Ellis doesn’t smile. Her eyes, in the sun, are the deep blue of dusk. She rests her side against his, and he can feel her waiting for him to either lean in or shift away. I know it will, he says, leaning in.
In the kitchen window, there appears a lady in a bedazzled purple mask. In the kitchen, Hannah says, Shit, and wheels into her room. The lady goes to the back of her car and heaves at something in the trunk. When Bit comes into the bright dust to help, she gives a squeal. Oh, thanks, she calls out. I’m helpless!
She’s one of the Library Ladies; such creatures everywhere have blue marshmallows for hair. Bit carries the box into the house, and she fills a glass with water and drinks it down. In the pink circle where the mask had been, the moist skin of her cheeks has collected dust; the wrinkles fanning from her lips are making their own mud. I’ll just leave it off, she declares. You are hermits out here, no way you got the SARI. Your mom around?

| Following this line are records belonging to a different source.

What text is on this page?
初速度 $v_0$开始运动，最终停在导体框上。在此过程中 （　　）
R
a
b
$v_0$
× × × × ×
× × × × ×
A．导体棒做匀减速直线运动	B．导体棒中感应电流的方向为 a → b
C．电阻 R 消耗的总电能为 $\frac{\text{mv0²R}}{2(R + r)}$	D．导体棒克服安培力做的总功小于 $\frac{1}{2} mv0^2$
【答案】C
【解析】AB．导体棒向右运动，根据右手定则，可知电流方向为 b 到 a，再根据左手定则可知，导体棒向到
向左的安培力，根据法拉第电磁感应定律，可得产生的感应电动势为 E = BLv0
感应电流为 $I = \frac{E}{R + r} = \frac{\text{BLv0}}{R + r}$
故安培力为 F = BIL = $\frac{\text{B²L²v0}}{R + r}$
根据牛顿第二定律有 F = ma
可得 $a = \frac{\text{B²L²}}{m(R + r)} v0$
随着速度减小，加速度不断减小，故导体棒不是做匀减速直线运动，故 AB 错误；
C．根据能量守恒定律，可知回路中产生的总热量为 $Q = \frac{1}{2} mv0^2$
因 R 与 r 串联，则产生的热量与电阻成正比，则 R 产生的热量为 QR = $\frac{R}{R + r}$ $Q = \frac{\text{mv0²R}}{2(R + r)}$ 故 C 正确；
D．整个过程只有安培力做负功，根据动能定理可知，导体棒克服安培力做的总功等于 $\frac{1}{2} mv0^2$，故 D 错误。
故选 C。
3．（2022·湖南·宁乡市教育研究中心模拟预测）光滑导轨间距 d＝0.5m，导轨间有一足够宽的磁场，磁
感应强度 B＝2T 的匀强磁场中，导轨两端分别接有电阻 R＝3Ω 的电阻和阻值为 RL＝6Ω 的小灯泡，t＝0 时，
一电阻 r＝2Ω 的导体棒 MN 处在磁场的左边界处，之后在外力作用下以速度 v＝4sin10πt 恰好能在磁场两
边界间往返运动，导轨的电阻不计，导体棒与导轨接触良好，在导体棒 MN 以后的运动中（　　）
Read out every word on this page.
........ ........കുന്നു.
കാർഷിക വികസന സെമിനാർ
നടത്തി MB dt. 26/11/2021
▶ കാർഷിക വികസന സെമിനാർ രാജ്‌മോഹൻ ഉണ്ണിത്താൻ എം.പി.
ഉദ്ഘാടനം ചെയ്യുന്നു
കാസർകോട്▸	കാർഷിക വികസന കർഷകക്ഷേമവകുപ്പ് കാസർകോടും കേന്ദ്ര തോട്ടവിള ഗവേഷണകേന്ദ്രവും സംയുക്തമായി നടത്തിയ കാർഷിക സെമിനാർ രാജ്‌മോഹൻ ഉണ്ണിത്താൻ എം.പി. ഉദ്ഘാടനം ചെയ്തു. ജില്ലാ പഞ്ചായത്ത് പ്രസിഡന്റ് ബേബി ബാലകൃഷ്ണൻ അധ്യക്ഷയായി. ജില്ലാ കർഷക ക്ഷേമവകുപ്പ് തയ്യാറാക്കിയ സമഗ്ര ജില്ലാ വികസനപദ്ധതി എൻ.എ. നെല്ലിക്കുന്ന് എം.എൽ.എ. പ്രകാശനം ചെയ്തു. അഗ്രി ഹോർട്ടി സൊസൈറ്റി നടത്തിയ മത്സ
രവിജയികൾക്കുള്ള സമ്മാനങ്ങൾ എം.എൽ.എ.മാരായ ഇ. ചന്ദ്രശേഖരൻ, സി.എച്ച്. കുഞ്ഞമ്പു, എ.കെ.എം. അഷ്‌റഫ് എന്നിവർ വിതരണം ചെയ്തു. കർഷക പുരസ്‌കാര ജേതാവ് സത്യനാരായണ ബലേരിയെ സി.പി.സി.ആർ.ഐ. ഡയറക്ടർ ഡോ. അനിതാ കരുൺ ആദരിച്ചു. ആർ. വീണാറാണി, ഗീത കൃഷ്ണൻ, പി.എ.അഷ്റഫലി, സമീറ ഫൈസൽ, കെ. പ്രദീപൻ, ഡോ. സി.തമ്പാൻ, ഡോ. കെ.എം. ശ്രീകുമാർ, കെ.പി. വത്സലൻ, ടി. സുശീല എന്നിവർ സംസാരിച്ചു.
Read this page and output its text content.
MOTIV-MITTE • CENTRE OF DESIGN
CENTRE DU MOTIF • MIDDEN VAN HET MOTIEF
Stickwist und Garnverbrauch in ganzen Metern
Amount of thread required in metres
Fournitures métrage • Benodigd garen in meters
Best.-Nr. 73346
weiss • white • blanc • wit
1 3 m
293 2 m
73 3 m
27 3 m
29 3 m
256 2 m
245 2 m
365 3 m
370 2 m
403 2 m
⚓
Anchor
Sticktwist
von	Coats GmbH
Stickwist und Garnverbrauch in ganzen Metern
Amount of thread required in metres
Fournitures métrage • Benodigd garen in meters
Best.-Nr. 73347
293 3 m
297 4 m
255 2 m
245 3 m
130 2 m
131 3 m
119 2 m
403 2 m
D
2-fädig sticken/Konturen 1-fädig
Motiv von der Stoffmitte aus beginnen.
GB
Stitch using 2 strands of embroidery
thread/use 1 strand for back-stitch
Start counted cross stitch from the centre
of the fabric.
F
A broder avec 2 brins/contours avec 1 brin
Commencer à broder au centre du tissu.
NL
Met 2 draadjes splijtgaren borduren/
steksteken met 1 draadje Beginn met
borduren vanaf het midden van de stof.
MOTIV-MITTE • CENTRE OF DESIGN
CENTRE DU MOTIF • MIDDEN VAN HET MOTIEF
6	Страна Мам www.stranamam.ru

She’s taking a nap, Bit says.
We passed a hat, the lady says, patting at herself with a tissue. All around town. Your mom’s beloved, you know. And we bought her a computer.
Oh, Bit says, at a loss. Gently, he says, But she already has a computer.
The lady says, Not like this one, she doesn’t. Then she cocks her head to the side and says: Are you well? You don’t look well. Are you sleeping? Are you eating? Who’s taking care of you? Do you have a girlfriend? I know a lovely young woman. Pretty hair. What do you call it? Auburn. Are you sure? Take her number. And Bit is left holding a scrap of paper, which he tosses as soon as the lady is gone.